McAuliffe voices faith in 460
Published 9:24 am Friday, March 27, 2015
By Matthew Ward
Suffolk News Herald
FRANKLIN
In Norfolk on Tuesday to announce a wind energy project, Gov. Terry McAuliffe expressed faith the latest U.S. Route 460 plan would meet the project’s stated purpose and need.
Speaking after remarks to a Hampton Roads Chamber of Commerce audience, McAuliffe said the major transportation project should be an asset for the region in terms of improving evacuation capability and helping trucks move goods to and from port facilities.
Shortly after taking office, McAuliffe froze contract spending on a 55-mile, limited access, four-lane toll road between Suffolk and Petersburg and alongside the existing 460 — an earlier plan for the road — citing concerns over wetlands impacts.
Before a necessary federal environmental permit had been secured, the state’s private project partner had billed in the vicinity of $300 million, without any actual construction.

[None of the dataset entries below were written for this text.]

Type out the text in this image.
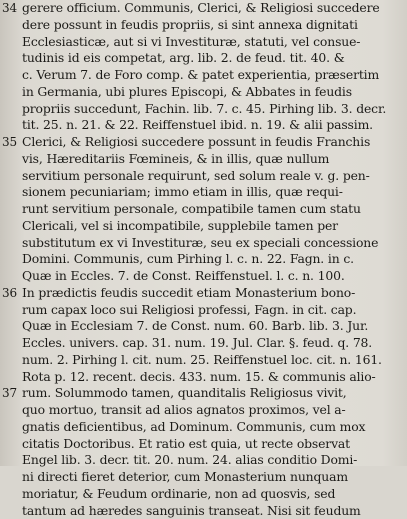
34 gerere officium. Communis, Clerici, & Religiosi succedere
dere possunt in feudis propriis, si sint annexa dignitati
Ecclesiasticæ, aut si vi Investituræ, statuti, vel consue-
tudinis id eis competat, arg. lib. 2. de feud. tit. 40. &
c. Verum 7. de Foro comp. & patet experientia, præsertim
in Germania, ubi plures Episcopi, & Abbates in feudis
propriis succedunt, Fachin. lib. 7. c. 45. Pirhing lib. 3. decr.
tit. 25. n. 21. & 22. Reiffenstuel ibid. n. 19. & alii passim.
35 Clerici, & Religiosi succedere possunt in feudis Franchis
vis, Hæreditariis Fœmineis, & in illis, quæ nullum
servitium personale requirunt, sed solum reale v. g. pen-
sionem pecuniariam; immo etiam in illis, quæ requi-
runt servitium personale, compatibile tamen cum statu
Clericali, vel si incompatibile, supplebile tamen per
substitutum ex vi Investituræ, seu ex speciali concessione
Domini. Communis, cum Pirhing l. c. n. 22. Fagn. in c.
Quæ in Eccles. 7. de Const. Reiffenstuel. l. c. n. 100.
36 In prædictis feudis succedit etiam Monasterium bono-
rum capax loco sui Religiosi professi, Fagn. in cit. cap.
Quæ in Ecclesiam 7. de Const. num. 60. Barb. lib. 3. Jur.
Eccles. univers. cap. 31. num. 19. Jul. Clar. §. feud. q. 78.
num. 2. Pirhing l. cit. num. 25. Reiffenstuel loc. cit. n. 161.
Rota p. 12. recent. decis. 433. num. 15. & communis alio-
37 rum. Solummodo tamen, quanditalis Religiosus vivit,
quo mortuo, transit ad alios agnatos proximos, vel a-
gnatis deficientibus, ad Dominum. Communis, cum mox
citatis Doctoribus. Et ratio est quia, ut recte observat
Engel lib. 3. decr. tit. 20. num. 24. alias conditio Domi-
ni directi fieret deterior, cum Monasterium nunquam
moriatur, & Feudum ordinarie, non ad quosvis, sed
tantum ad hæredes sanguinis transeat. Nisi sit feudum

A revamped plan announced by the McAuliffe administration involves a new, four-lane road between Suffolk and just west of Windsor — about 12 miles in distance — and then improving the existing road another five miles to just west of Zuni, including a new bridge across the flood-prone Blackwater River.
The announcement left many wondering how such a scaled-back project could achieve what transportation officials originally set out to achieve.
McAuliffe said his transportation secretary, Aubrey Layne, has “assured me that the new proposed road will meet both of those criteria” — namely, improving evacuation capability and spreading the benefit of the port inland.
Reflecting on his administration’s decision to jettison the project’s previous iteration, McAuliffe said, “It became clear to me the permit was never going to be approved.”
While the governor obliged the press by taking questions on 460 and other matters, he was in town to announce Virginia has a federal lease for Dominion Virginia Power to develop two pilot wind turbines off the Virginia Beach Oceanfront.
The nation’s first such lease project in U.S. waters will involve wind turbines 24 nautical miles out to sea, he said.
Operational by 2017, they would generate enough energy to power 3,000 homes at peak demand. “We have to combat the threat of climate change through new energy sources that don’t create any greenhouse gases,” McAuliffe said.
With its deepwater port facilities, according to the governor, Virginia should become a manufacturing center for turbines as wind energy projects ramp up elsewhere.
“It’s now up to the business community to actually take it to the next level,” he said.
McAuliffe also addressed the issue of congestion at the Port of Virginia, which he blamed on increased freight volumes due to striking West Coast dockworkers, and winter storm-related productivity losses.
“I want you all to know we are going to do everything we possibly can,” he said.
“We have got to think big; we have got to think creative. What can we do to help open up that port?”